In Africa, there currently is no
role equivalent to a nurse practitioner, and gender stereotypes make it
difficult for some to accept increased health care responsibilities for women.
Carson noticed this on her first day there. 

"I had a difficult time in my
first couple of days there explaining that I needed to follow the doctors and
not the nurses," Carson said.  

Initially working with colleagues
at Georgetown University prior to coming to Duke in 2008, Relf was the primary
investigator for the core competencies project.  

Shortly after arriving here, Relf brought
together 35 nurse leaders from sub-Saharan countries to address nursing needs
around HIV/AIDS prevention and care. He took more than a dozen trips to Africa
to facilitate meetings, gather evidence, and keep the process moving.  

"It was amazing when we
brought these nurses together how they very quickly found commonalities and
shared best practices with each other. They were clearly focused on what they
needed to do," Relf said.  

In 2010 the panel adopted a set of
core competencies that also were endorsed by The Elizabeth Glaser Pediatric
AIDS Foundation and the Association of Nurses in AIDS Care. They currently are
being incorporated into nursing curriculums in multiple African countries.  

On the student front, two DUSON masters
in nursing education students recently returned from Africa where they
completed a four-week capstone teaching experience. Jessamy R. Fisher, MSN'11, taught the Harvard Referencing System
and ethics in nursing to students in the KCMC bachelors of science in nursing
program.  

"Having the opportunity to
jump in and teach nurses in a totally different environment gave me an
opportunity to challenge myself and think differently. I had to think of
creative ways to get information across in that environment. I can use that in
my practice as a nurse educator." 

Fisher is an emergency department
nurse at the University of California-Los Angeles Medical Center, where she
acts as a preceptor.
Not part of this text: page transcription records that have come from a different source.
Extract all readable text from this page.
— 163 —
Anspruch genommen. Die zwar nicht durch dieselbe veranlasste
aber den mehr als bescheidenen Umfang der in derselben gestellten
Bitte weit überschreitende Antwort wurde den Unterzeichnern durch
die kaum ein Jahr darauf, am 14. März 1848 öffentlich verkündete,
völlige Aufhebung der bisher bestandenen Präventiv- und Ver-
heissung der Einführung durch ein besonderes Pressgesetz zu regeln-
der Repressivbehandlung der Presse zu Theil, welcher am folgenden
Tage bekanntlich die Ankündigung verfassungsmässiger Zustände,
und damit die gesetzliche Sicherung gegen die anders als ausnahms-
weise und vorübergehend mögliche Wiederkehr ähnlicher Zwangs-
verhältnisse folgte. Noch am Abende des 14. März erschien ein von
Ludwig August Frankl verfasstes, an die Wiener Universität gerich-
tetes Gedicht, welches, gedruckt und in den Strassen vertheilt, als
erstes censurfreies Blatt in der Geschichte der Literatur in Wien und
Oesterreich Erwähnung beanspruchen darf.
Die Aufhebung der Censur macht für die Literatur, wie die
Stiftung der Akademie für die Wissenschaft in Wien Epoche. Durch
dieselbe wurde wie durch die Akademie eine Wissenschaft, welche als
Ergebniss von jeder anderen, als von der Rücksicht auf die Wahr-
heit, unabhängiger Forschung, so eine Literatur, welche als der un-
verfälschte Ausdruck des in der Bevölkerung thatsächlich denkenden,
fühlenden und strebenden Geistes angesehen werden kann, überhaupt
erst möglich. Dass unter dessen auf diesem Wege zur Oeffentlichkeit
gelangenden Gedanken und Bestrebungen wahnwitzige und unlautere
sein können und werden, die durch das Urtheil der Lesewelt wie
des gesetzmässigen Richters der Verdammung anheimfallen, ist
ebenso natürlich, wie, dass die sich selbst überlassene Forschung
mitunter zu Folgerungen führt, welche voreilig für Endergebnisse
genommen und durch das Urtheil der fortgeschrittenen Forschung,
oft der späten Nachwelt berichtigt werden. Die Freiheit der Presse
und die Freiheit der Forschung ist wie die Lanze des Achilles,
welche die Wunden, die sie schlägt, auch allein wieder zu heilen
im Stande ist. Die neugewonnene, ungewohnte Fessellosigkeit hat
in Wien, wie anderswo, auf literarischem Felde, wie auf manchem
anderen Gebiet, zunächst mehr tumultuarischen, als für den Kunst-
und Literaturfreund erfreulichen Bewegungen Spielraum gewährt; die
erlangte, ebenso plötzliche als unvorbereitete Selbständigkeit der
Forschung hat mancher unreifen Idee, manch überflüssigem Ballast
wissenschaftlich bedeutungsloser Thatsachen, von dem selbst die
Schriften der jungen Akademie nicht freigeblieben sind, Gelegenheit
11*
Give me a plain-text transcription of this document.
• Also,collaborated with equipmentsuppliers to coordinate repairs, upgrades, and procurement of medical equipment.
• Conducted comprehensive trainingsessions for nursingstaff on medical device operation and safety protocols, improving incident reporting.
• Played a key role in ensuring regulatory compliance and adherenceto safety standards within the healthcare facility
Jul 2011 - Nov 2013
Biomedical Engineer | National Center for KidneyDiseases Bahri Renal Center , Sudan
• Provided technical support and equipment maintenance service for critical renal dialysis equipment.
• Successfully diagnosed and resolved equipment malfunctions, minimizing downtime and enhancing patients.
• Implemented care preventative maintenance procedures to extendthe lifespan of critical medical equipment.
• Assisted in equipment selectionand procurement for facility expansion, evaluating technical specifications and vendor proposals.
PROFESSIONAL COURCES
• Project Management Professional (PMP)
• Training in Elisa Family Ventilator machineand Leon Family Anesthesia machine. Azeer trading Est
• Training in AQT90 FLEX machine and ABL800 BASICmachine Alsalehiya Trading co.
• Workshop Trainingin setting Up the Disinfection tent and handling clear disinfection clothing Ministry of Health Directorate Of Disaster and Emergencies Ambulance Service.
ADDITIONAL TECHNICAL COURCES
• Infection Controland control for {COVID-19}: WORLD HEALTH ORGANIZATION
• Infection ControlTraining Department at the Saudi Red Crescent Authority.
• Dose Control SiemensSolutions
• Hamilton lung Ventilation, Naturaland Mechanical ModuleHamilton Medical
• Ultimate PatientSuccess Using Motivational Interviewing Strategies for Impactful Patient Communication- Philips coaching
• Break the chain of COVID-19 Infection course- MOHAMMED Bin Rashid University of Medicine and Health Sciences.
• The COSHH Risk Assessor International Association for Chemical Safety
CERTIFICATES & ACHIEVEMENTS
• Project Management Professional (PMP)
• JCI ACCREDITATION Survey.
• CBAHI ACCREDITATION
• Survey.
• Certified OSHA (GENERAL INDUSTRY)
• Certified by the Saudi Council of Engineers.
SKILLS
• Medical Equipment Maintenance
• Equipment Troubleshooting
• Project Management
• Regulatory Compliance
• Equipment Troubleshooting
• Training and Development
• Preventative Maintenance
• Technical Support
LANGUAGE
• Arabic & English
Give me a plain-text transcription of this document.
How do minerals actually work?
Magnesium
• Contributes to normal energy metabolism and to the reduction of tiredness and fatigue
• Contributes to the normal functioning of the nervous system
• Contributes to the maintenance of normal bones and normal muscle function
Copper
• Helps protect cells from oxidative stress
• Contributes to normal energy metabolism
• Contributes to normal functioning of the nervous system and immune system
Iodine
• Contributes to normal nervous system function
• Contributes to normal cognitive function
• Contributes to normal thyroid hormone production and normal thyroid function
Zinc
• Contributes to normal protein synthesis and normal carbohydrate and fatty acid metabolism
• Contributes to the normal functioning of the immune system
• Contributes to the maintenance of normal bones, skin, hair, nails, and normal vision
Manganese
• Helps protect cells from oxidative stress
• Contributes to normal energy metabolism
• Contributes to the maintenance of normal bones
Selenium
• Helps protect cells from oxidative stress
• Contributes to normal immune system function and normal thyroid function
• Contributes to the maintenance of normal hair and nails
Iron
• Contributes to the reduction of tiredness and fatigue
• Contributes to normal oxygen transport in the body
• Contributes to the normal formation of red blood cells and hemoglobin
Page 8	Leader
She wants to get more involved in staff development and
clinical training, and hasn't ruled out teaching at a nursing school some day. 

"Tanzania really broadened by
perspective in terms of what nursing education is," Fisher says. "I
probably got more out of it than they did." 

 

A Beautiful Place

Three months after she returned
from Tanzania, Carson sat at a desk in a common area at DUSON recounting her
time there.  She remembered the vegetables
being the most delicious she'd ever eaten, the parachichi (avocado), maembe (mangos),
and mananasi (pineapple) the sweetest
tasting fruit.

Day trips to remote waterfalls, a
safari in the Serengeti National Park, shopping adventures to small villages,
and the ever-present beauty of snow-peaked Mt. Kilimanjaro looming out the
window of her simple bedroom are cherished memories.

"I am pretty sure we sang the
entire soundtrack to The Lion King
from start to finish," she said of her eventful Serengeti safari.

These are things she remembers every
time she puts on the large, round, silver earrings she was wearing that day,
purchased from a female street vendor in the village of Arusha.

She touched an earring and was
silent for a moment, perhaps thinking about the other side of being in
Africa -- the frequent power outages, the muddy streets and sidewalks after it rains,
overcrowded clinics and wards with dozens of children looking up at her with
their big brown eyes.

Or perhaps she was wondering what
ever happened to that 16-year-old boy who just wanted to go home.